I suspect that if you could ask the Olmsted Brothers and their famous daddy about their philosophy of landscape design, they might say something about the impact of its being “sensed” rather than simply “seen.” That may seem like a pretty whoo-whoo concept for back in a time when women still weren’t allowed to vote, but it was one that pervaded the 1893 Chicago World’s Fair (aka, the World’s Columbian Exposition). It speaks to something timeless: the ability of nature to humble and inspire us when we slow down and pay attention. We could use a bit more of that in 2020, and you’ll have a wonderful opportunity to experience its benefits by making a pandemic getaway to the Woodland Park Zoo.

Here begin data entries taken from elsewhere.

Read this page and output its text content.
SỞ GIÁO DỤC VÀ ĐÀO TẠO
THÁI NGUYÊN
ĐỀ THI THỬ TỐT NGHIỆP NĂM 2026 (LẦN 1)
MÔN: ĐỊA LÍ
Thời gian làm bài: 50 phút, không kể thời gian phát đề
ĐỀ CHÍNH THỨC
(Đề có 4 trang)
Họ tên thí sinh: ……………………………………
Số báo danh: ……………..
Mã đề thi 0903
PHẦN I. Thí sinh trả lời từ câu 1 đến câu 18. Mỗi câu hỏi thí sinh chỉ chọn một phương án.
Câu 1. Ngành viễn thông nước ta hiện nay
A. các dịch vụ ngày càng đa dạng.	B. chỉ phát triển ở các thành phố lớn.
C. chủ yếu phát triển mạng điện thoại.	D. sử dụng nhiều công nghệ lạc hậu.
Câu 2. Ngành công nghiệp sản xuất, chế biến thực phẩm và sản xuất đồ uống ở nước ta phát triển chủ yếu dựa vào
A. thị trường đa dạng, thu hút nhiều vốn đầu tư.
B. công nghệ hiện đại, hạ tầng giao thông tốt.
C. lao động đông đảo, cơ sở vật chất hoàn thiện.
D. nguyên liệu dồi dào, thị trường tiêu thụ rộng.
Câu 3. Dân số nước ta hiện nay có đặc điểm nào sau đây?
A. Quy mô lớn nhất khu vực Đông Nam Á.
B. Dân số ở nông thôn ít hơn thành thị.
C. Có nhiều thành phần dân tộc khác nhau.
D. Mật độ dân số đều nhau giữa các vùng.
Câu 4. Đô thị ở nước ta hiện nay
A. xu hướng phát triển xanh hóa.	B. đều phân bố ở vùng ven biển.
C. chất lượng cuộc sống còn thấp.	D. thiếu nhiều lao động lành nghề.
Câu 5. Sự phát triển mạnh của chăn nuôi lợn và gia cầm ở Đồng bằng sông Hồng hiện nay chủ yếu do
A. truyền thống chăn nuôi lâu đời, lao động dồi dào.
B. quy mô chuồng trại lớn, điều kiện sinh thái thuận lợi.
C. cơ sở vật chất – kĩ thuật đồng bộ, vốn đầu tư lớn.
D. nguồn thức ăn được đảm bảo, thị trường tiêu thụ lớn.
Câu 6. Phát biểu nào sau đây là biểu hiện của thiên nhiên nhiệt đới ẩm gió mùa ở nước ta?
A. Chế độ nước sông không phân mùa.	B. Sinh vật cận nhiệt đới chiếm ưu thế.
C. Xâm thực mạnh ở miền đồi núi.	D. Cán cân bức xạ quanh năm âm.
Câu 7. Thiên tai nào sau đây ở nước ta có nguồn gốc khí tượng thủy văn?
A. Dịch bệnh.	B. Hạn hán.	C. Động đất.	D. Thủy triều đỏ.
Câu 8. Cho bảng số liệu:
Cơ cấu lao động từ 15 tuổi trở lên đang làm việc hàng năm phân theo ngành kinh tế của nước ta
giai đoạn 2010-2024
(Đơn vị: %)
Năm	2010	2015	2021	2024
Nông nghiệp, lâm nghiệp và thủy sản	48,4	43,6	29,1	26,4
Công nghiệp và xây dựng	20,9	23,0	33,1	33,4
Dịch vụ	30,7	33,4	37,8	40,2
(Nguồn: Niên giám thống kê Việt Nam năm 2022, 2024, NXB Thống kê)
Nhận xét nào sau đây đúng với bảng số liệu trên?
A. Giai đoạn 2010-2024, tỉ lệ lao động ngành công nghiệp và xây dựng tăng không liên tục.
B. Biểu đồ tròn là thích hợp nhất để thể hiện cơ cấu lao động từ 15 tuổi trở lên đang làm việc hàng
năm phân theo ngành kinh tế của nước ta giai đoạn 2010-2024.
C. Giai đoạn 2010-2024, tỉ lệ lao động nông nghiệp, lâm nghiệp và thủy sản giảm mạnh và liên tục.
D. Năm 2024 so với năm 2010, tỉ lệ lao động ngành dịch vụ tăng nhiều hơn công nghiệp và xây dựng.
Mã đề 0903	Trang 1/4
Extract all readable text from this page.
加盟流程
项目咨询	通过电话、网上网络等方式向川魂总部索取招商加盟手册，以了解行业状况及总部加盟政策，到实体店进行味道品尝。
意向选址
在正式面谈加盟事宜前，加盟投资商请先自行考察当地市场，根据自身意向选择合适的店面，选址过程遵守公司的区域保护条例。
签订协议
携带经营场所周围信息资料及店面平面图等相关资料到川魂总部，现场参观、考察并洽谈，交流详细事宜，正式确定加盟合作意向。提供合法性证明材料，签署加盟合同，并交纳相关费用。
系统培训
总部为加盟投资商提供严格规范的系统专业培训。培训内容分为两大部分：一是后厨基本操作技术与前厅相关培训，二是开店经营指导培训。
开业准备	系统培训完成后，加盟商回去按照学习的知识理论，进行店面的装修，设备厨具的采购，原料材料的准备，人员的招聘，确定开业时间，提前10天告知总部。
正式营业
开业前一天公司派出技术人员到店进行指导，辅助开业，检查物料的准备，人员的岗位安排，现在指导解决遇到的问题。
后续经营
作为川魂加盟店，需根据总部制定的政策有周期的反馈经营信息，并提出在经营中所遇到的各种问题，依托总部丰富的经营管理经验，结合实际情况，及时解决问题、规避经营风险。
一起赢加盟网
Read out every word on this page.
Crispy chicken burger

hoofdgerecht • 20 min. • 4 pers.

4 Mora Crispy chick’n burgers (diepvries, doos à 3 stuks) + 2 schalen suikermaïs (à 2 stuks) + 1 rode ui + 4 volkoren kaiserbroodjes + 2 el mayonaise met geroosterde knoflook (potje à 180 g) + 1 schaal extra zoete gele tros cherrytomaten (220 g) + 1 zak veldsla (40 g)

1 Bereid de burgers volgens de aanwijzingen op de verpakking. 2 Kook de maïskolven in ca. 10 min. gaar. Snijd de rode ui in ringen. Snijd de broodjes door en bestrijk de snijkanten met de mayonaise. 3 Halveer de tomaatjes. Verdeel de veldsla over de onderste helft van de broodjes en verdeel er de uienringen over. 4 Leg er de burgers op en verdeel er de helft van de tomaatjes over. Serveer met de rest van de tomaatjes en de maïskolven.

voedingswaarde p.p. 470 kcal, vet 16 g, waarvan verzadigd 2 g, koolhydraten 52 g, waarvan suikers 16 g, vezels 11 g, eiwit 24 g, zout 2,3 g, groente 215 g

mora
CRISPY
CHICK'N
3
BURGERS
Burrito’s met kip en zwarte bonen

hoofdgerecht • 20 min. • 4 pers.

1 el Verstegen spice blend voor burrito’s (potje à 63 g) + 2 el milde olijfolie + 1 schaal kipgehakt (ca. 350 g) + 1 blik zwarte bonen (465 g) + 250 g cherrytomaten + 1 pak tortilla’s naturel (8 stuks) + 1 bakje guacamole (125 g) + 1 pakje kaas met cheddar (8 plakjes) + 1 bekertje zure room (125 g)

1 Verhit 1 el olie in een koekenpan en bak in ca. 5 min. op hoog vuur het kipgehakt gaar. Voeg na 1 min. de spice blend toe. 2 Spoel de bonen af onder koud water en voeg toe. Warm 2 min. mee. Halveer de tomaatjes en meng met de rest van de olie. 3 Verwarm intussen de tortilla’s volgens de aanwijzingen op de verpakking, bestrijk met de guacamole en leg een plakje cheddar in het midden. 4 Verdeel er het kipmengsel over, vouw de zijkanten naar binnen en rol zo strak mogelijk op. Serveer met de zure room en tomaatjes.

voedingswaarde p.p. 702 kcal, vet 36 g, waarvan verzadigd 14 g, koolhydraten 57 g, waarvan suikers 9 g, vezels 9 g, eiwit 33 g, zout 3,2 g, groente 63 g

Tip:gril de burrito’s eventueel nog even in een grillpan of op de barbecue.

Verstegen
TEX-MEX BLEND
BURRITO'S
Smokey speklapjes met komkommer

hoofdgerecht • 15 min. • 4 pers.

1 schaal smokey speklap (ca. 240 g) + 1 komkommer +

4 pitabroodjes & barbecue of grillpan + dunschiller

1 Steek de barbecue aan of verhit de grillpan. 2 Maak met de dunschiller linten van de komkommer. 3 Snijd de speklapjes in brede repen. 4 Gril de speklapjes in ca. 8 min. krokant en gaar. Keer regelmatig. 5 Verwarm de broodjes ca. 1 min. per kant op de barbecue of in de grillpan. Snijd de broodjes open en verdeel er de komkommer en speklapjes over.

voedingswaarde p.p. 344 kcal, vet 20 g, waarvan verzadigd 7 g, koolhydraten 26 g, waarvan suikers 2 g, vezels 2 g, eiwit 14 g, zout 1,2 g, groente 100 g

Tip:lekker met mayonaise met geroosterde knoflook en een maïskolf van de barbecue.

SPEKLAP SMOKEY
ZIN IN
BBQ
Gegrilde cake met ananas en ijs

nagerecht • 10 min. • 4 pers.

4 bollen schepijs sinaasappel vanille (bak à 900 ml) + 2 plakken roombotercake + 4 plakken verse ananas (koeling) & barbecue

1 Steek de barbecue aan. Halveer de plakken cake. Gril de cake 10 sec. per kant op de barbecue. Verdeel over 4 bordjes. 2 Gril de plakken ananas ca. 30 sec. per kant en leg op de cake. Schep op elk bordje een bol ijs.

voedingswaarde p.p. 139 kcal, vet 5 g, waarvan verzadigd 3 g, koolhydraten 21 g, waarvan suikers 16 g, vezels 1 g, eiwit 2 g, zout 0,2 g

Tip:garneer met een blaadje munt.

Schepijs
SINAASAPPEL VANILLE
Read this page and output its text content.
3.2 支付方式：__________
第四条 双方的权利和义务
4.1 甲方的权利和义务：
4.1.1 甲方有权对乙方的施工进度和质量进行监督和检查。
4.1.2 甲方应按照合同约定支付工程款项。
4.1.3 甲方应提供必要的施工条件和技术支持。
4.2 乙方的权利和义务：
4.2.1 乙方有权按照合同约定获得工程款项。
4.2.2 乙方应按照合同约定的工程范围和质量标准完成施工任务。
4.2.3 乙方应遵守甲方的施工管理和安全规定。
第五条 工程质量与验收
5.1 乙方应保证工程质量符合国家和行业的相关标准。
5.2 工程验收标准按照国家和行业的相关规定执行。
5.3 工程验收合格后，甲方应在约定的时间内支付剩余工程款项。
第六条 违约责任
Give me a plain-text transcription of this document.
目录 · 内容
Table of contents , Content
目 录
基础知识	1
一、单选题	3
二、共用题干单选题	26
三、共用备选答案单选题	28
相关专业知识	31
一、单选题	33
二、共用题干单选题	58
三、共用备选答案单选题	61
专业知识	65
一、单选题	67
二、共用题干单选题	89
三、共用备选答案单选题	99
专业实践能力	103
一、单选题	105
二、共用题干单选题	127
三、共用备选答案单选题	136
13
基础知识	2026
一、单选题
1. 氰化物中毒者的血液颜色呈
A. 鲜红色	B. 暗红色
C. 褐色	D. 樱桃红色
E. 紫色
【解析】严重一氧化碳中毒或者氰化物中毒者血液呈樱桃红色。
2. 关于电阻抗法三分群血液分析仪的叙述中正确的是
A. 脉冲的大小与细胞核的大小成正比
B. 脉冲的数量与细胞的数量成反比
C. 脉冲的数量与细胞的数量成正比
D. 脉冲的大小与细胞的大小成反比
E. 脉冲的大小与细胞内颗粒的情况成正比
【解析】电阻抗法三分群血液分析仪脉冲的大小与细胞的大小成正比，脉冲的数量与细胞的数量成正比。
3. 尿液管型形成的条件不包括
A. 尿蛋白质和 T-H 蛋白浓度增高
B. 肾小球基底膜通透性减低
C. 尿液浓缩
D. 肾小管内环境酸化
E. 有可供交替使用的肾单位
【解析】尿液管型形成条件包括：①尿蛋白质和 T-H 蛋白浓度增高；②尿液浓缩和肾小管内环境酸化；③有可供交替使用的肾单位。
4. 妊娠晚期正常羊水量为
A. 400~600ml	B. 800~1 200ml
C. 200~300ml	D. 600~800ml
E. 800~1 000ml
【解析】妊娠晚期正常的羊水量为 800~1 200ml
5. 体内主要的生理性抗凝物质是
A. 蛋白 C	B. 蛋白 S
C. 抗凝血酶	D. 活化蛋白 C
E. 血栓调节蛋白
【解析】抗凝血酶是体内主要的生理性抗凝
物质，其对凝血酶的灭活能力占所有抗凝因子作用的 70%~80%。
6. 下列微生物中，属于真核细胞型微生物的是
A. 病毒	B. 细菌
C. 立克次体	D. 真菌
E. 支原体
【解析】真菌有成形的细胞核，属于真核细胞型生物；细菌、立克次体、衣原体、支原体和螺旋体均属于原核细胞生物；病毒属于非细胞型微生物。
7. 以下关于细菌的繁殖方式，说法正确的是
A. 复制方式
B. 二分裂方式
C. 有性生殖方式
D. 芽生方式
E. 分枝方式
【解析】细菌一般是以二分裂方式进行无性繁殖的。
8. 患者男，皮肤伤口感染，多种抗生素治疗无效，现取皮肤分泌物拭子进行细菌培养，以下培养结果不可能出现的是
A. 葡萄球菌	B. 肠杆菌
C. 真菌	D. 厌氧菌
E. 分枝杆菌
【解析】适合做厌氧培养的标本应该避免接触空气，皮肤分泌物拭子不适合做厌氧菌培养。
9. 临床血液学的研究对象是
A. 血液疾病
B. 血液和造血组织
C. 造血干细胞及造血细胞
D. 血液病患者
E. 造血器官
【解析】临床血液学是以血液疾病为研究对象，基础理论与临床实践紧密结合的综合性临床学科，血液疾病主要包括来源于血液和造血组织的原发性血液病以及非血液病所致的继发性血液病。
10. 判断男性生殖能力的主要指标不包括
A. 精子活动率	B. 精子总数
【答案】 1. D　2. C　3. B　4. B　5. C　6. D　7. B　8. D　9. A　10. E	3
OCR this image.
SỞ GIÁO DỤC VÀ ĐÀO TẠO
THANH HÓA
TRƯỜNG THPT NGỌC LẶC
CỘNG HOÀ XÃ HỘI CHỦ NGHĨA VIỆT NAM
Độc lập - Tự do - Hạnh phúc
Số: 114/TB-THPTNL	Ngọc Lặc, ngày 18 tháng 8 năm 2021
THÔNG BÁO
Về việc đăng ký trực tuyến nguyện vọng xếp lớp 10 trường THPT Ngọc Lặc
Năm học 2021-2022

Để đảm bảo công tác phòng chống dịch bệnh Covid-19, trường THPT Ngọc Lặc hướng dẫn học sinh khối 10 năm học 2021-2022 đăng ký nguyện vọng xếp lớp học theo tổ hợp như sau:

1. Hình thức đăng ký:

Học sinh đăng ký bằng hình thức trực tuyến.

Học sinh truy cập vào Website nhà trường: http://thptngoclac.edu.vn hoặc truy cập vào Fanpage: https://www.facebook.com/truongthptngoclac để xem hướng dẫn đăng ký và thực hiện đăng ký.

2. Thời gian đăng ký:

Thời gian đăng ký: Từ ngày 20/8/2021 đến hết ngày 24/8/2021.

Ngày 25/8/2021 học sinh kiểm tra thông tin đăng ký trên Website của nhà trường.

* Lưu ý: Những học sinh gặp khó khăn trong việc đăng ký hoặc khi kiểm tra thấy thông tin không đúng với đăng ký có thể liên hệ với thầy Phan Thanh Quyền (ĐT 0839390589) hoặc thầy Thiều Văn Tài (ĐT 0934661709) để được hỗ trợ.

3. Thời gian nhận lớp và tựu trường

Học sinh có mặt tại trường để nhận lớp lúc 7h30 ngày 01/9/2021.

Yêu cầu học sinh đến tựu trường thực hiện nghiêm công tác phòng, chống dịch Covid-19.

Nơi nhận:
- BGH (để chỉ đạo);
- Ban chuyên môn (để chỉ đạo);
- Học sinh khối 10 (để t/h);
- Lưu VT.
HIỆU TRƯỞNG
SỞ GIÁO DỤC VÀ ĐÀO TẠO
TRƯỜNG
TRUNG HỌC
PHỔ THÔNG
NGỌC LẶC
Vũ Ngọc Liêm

Say hello to the lemurs for me when you go, and take your time — we only have so many trips to the zoo allotted to our life span, so savor them. 

Welcome to the Savannah.
There’s pretty much a delight around every corner as you navigate the pandemic route now created by the zoo.
Basalt columns make a dramatic statement worthy of Frederick Law Olmsted.
Red Panda
You’ll encounter some zoo art as you walk the one-way route through the zoo.
If the sight of frolicking otters doesn’t put a smile on your face, it’s time to consider upping the Zoloft dosage.
This is as close as I’ll hopefully ever get to a Komodo Dragon.
How Wallabies cope with pandemic.
The penguins are always delightful to watch…and they’ve always got something going on.